Han pasado siete meses desde que Monfils tocara fondo en aquella sala de conferencias y, afortunadamente, podemos decir que las cosas han ido a mejor. Sin volvernos locos, el parisino sigue muy lejos de mostrar la versión que todos le conocemos sobre la cancha, pero poco a poco ha ido recuperando el tono físico y ese carácter competitivo que le llevó a ser Nº6 del mundo hace un lustro. Antes, eso sí, tuvo que permanecer quince meses sin ganar un solo partido, desde febrero 2020 hasta mayo 2021, cuando por fin se desquitó en el ATP 250 de Lyon, superando al brasileño Thiago Seyboth Wild en primera ronda.

Feliz en lo personal, contrariado en lo deportivo

El ranking congelado permitió que Monfils no se desplomara en la clasifiación, aunque hubiera sido lo justo en un situación normal, pero tampoco sabremos qué hubiera sido del francés si la pandemia no hubiera detenido su buen arranque en la temporada anterior. La cuestión es que la acumulación de derrotas no impidió que Gael conquistara su Grand Slam particular fuera de los estadios en forma de enlace matrimonial con Elina Svitolina, su pareja desde hace años. Dos días después de la boda tocaba coger un vuelo hasta Tokyo, hacia sus ¿últimos? Juegos Olímpicos, donde la suerte tampoco le acompañó. Eliminado en primera ronda ante Ivashka.

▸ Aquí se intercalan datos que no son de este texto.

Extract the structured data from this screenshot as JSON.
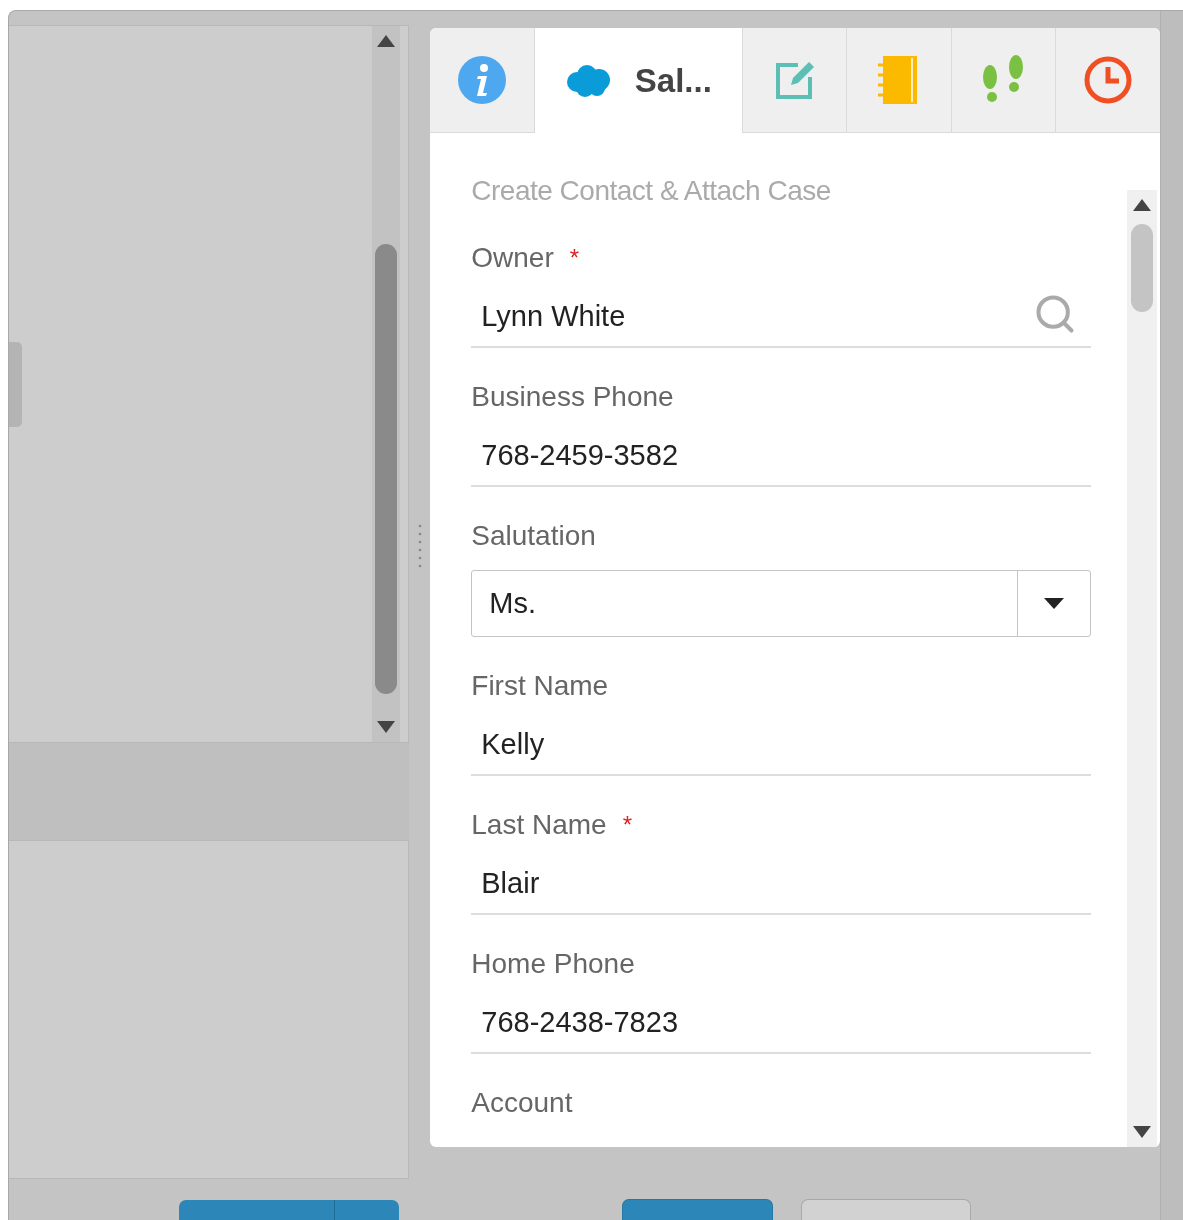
{
  "tabs": [
    {
      "kind": "info",
      "selected": false
    },
    {
      "kind": "cloud",
      "label": "Sal...",
      "selected": true
    },
    {
      "kind": "edit",
      "selected": false
    },
    {
      "kind": "notebook",
      "selected": false
    },
    {
      "kind": "footprints",
      "selected": false
    },
    {
      "kind": "clock",
      "selected": false
    }
  ],
  "form": {
    "title": "Create Contact & Attach Case",
    "fields": [
      {
        "kind": "lookup",
        "label": "Owner",
        "required_mark": "*",
        "value": "Lynn White"
      },
      {
        "kind": "text",
        "label": "Business Phone",
        "value": "768-2459-3582"
      },
      {
        "kind": "select",
        "label": "Salutation",
        "value": "Ms."
      },
      {
        "kind": "text",
        "label": "First Name",
        "value": "Kelly"
      },
      {
        "kind": "text",
        "label": "Last Name",
        "required_mark": "*",
        "value": "Blair"
      },
      {
        "kind": "text",
        "label": "Home Phone",
        "value": "768-2438-7823"
      },
      {
        "kind": "label",
        "label": "Account"
      }
    ]
  }
}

Fue quizá la gota que colmó el vaso, la que liberó de alguna manera las expectativas de Monfils y le hizo resetear todo el mecanismo. Entonces, cuando ya nadie lo esperaba, volvieron las victorias. Dos en el Masters 1000 de Canadá, dos en el Masters 1000 de Cincinnati, otras dos en el US Open y dos más en el ATP 250 de Metz. Pasó de perder contra cualquiera que se le ponía por delante a caer ante Isner (#30), Rublev (#7), Sinner (#16) y Carreño (#16). Todo volvía a tener sentido.

A un paso de otra final ATP

Este fin de semana, en el ATP 250 de Metz, pudimos obersvar la mejoría latente del parisino, con una semifinal ante Pablo Carreño que pudo haberse llevado cualquiera “Hice un partido consistente, pero me enfrenté a un rival que fue mejor que yo”, aceptó Gael tras caer por un doble 7-5. “Estoy contento porque competí bien, por momentos le hice daño, incluso podía haber ganado algún set, o incluso los dos. Son estos tipos de partidos los que tengo que ganar si quiero seguir escalando hasta la parte alta, donde están los mejores. Ahora me voy al torneo de Sofía, donde quiero mantener esta dinámica y tratar de ganar”, aseguró.

Es el impulso del nuevo Monfils, ya sin fantasmas a su alrededor y mucho más enfocado en la competición. ¿Volveremos a ver al mejor Gael? Eso es decir demasiado, pero el galo está listo para volver a dejarse la piel por intentarlo. “Quiero llegar en buena forma a Indian Wells, es un torneo que siempre me ha gustado. Siempre que uno no está jugando bien, el calendario te empuja a disputar la mayor cantidad posible de torneos, sobre todo en mi caso que vengo de jugar muy poco. El calendario me pide jugar más si quiero cumplir mis objetivos, quiero ganar partidos, conseguir varias victorias en cadena. Estoy trabajando con mi equipo lo mejor posible, no hay otra solución si quiero llegar donde quiero estar”, concluyó.